MORE ANTHEM CONTROVERSY

Posted on Tuesday 30 May 2006

Several hundred Japanese teachers have been punished for refusing to sing “Kimigayo” since the Tokyo Metropolitan government issued a directive in 2003 instructing high school teachers to stand and sing the anthem at school ceremonies.

The parody of “Kimigayo” making the rounds on the Internet offers one solution by providing English lyrics that sound enough like the Japanese original that casual listeners could not tell the difference.

Parody of Japan anthem spreading as protest (Reuters)

Here’s the original anthem and a translation, courtesy of Wikipedia:

Kimi ga yo wa

Chiyo ni

Yachiyo ni

Sazare ishi no

Iwao to narite

Koke no musu made
May your reign

Continue for a thousand years,

For eternity,

Until pebbles

Grow into boulders

Covered in moss.

The Reuters article doesn’t mention that at least one newspaper is reporting that the parody is a song about “comfort women”:

Kiss me, girl, your old one. Till you’re near, it is years till you’re near. Sounds of the dead will she know? She wants all told, now retained, for, cold caves know the moon’s seeking the mad and dead.

On the other hand, it looks like any number of English-language parodies may be floating around.
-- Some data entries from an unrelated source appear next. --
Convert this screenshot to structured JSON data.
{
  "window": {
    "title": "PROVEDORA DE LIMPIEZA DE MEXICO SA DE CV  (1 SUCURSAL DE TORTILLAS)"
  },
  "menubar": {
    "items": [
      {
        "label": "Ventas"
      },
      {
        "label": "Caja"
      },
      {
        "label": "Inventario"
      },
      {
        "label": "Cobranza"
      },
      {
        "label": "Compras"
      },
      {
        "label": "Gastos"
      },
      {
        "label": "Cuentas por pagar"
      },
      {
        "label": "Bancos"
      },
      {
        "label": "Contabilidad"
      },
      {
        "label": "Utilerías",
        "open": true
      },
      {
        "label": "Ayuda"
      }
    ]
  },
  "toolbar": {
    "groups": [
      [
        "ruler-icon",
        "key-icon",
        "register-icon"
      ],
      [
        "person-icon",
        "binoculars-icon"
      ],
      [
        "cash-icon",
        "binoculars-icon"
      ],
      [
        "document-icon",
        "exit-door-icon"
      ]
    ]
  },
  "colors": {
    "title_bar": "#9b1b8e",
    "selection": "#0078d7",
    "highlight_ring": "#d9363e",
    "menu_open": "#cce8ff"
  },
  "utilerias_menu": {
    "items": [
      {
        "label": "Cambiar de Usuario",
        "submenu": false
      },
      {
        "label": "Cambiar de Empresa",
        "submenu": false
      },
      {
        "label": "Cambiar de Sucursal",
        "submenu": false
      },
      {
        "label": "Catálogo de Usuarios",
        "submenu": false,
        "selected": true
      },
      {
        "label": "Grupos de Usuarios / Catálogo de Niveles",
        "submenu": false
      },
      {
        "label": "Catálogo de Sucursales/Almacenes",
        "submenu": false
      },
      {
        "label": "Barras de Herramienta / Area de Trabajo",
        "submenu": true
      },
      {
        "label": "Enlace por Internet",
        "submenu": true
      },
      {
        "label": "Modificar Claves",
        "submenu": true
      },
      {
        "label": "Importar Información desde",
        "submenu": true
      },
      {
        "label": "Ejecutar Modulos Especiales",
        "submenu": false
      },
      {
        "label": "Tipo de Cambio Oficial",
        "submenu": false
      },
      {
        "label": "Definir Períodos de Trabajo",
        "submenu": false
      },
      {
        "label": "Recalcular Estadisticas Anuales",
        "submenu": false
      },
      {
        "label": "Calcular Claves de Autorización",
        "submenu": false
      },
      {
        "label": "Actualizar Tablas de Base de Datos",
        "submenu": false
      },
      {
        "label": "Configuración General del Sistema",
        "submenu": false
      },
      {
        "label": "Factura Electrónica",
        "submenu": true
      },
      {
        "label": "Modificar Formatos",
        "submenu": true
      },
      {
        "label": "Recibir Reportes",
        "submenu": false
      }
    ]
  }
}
Just now I found:

Give me gum and you are one
Chew your knee, yea, chew your knee
thousand days, yea, she knows
You are older, no return
Volcano, Monsoon, Mother

… and this one, my fave:

Kiss me guard you are.
Cheese your need. Watch your need.
Thousand rain wish we know.
We are not bunny tail.
Volcano mouth to murder day.

My Mainichi Shimbun feed just presented me with a fresh story on a retired teacher who was fined for asking participants in a graduation ceremony not to stand up for the anthem. At least they didn’t throw him in jail.

If you’re curious what “Kimi Ga Yo” sounds like, here’s a YouTube link to a serious treatment at a sporting event, and here’s a far more rockin’ version.

Tangentially related: There is a TV show devoted to finding song lyrics in other languages that sound like Japanese phrases (soramimi). Here they make fun of a Cannibal Corpse song. I have no idea what they’re saying, but it’s funny anyway.